Abstract Hydroxyapatite (Hap)-supported manganese oxide catalysts (10 wt% Mn based on MnO 2 ) were prepared by two different routes, from Mn nitrate (Nit) and Mn acetate (Ac) precursors. The catalyst precursors were calcined at 400 °C for 4 h to get the final MnNit-Hap and MnAc-Hap catalysts. Elemental analysis, XRD, SEM, HRTEM, N 2 adsorption experiments, FT-IR, temperature programmed reduction (H 2 -TPR), X-ray photoelectron spectroscopy (XPS) and ToF-SIMS characterization methods were used to identify the Mn species and their environment. The overall characterization studies indicated that the nature of the counter-ion played a significant role in the speciation and dispersion of manganese species in Hap although the Mn AOS in both cases is around 3. The nitrate Mn precursor allowed to get after calcination at 400 °C well dispersed and easily reduced active Mn n + ( n  + ≥3) oxidized species on a Ca 2+ enriched hydroxyapatite surface, likely in a polymeric form or/and in small Mn x O y crystallites, while part of Mn in the form of Mn 2+ ions incorporated into the Hap substituting Ca 2+ at the apatite surface. By opposition the acetate Mn precursor primarily results in large Mn 3 O 4 oxide nanocrystals along with an amorphous Mn 5 O 8 phase and Hap incorporated Mn 2+ ions.

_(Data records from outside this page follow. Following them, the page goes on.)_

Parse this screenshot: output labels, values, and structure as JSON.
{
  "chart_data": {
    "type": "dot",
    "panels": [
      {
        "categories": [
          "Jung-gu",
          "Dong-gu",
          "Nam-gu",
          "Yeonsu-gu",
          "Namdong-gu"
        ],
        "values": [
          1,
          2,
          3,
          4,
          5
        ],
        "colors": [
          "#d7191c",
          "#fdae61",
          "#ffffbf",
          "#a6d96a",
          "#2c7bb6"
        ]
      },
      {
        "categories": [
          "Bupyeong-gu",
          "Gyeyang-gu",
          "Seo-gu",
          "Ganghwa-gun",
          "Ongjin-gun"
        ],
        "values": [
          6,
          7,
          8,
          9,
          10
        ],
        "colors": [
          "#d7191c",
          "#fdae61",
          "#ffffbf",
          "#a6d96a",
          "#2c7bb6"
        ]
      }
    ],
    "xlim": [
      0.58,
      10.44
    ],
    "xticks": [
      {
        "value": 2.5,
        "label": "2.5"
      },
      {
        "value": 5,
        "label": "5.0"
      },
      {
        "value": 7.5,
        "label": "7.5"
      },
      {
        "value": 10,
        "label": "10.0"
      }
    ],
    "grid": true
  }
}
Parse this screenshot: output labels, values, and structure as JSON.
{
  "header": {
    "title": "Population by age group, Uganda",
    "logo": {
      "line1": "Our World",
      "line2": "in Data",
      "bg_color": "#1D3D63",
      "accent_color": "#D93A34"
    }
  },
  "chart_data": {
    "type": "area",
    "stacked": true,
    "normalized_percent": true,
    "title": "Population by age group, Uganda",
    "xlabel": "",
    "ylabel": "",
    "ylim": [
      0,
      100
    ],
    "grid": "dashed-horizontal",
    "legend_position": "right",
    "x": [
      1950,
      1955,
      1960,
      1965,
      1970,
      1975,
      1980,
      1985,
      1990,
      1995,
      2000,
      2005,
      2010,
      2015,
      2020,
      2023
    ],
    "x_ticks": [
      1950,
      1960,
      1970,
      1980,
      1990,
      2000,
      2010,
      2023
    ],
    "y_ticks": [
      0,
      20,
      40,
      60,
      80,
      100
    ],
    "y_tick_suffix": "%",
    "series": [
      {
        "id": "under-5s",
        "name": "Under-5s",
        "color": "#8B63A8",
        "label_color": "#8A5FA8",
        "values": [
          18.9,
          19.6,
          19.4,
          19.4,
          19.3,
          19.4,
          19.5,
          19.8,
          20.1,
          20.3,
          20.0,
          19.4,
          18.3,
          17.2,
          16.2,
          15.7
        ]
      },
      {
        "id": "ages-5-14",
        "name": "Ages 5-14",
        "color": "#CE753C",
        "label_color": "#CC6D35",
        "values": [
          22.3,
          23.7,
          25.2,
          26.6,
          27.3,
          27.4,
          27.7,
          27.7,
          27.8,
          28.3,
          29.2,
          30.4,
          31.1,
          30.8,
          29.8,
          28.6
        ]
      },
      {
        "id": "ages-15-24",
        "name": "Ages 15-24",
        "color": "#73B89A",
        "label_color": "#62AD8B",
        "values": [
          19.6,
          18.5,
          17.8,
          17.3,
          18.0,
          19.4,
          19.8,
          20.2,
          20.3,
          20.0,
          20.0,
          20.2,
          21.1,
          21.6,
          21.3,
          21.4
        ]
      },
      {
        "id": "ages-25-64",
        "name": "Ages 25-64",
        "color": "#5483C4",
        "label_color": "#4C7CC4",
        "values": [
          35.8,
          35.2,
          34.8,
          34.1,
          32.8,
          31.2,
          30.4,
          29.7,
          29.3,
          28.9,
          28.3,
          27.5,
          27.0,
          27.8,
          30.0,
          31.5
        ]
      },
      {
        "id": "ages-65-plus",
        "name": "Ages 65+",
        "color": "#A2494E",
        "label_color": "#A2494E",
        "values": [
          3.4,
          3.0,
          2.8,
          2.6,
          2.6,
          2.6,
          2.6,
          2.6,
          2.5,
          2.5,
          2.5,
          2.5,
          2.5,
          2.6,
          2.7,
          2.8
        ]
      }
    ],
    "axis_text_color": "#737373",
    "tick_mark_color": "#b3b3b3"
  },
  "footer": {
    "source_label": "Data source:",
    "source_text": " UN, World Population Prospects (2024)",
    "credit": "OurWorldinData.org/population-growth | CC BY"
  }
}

The total oxidation of toluene was investigated on these new catalysts and the catalytic performances were compared to those of a reference 10 wt%Mn on alumina (Mn–Al). It is found that the nature of the support plays a significant role. Indeed the different AOS of Mn (about 3 for supported Hap; ≈4 for supported alumina catalyst) showed that the Mn active phases are different. The best performances were achieved on the MnNit-Hap catalyst with the complete conversion of toluene at 220 °C. The Mn oxidized species well dispersed on Ca 2+ enriched apatite using a strong oxidizing counter-ion as NO 3 − in the Mn precursor were responsible for optimal toluene conversion. In that case it was found that the incorporation of part of NO 3 − in the hydroxyapatite promoted the surface Ca 2+ enrichment of Hap by the incorporation of Mn 2+ into the Hap support.